The Sisters Brothers review: Erudite and chuckle-worthy tale gives fresh take on gold-rush America

Erudite, visceral and chuckle-worthy, this western is based on Patrick deWitt’s novel and starts out as the story of two gun-toting, chalk-and-cheese brothers, only to become more mysterious.

The setting is gold-rush America, and by the time we reach the middle section, we’re unsure if Charlie and Eli Sisters (Joaquin Phoenix and John C Reilly) really are the central characters.

That’s because two non-killers they have dealings with — John Morris and Hermann Warm (Jake Gyllenhaal and Riz Ahmed) — seem equally, if not more deserving of attention. Bullets whizz through the air. So do ideas. The ground beneath our feet is fluid. And it feels good.

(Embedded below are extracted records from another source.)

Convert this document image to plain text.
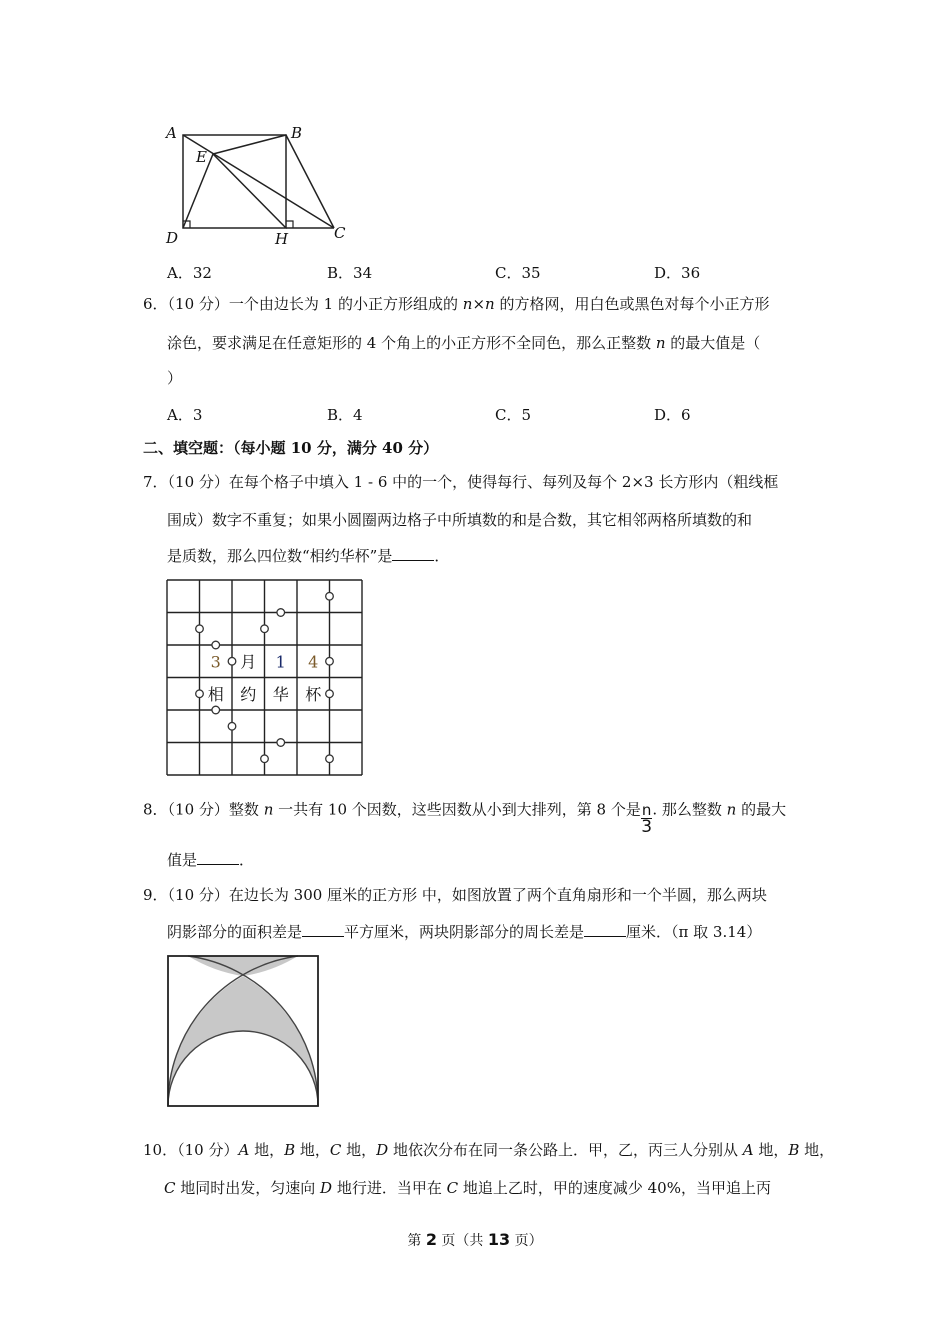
A	B
E
D	H	C
A．32	B．34	C．35	D．36
6．（10 分）一个由边长为 1 的小正方形组成的 n×n 的方格网，用白色或黑色对每个小正方形
涂色，要求满足在任意矩形的 4 个角上的小正方形不全同色，那么正整数 n 的最大值是（
）
A．3	B．4	C．5	D．6
二、填空题：（每小题 10 分，满分 40 分）
7．（10 分）在每个格子中填入 1 - 6 中的一个，使得每行、每列及每个 2×3 长方形内（粗线框
围成）数字不重复；如果小圆圈两边格子中所填数的和是合数，其它相邻两格所填数的和
是质数，那么四位数“相约华杯”是	．
3 月 1 4
相 约 华 杯
8．（10 分）整数 n 一共有 10 个因数，这些因数从小到大排列，第 8 个是 $\frac{n}{3}$ . 那么整数 n 的最大
值是	．
9．（10 分）在边长为 300 厘米的正方形 中，如图放置了两个直角扇形和一个半圆，那么两块
阴影部分的面积差是	平方厘米，两块阴影部分的周长差是	厘米．（π 取 3.14）
10．（10 分）A 地，B 地，C 地，D 地依次分布在同一条公路上．甲，乙，丙三人分别从 A 地，B 地，
C 地同时出发，匀速向 D 地行进．当甲在 C 地追上乙时，甲的速度减少 40%，当甲追上丙
第 2 页（共 13 页）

You’d expect no less of Jacques Audiard, the man beneath slippery prison epic A Prophet. He brings the best out in the cast, especially Ahmed and Gyllenhaal.
John is a dandy whose sentences incline towards the grandiloquent. Hermann is a pint-sized chemist who has something the brothers’ boss (Rutger Hauer) wants: a formula that will lead to untold riches, but Hermann isn’t interested in the gold for its own sake.

Thanks to ingenious make-up and Ahmed himself, the character’s eyes and cheeks shine in a way that’s both attractive and unsettling. Even in the blazing sun Hermann looks like he’s standing under a moonbeam. Is he a saintly pioneer? Or a wily madman? All we can say for sure is that the chemistry between him and John is super-intense.

The Sisters brothers are extremely diverting, but it’s the film’s designated sissies who make the project feel like one of a kind.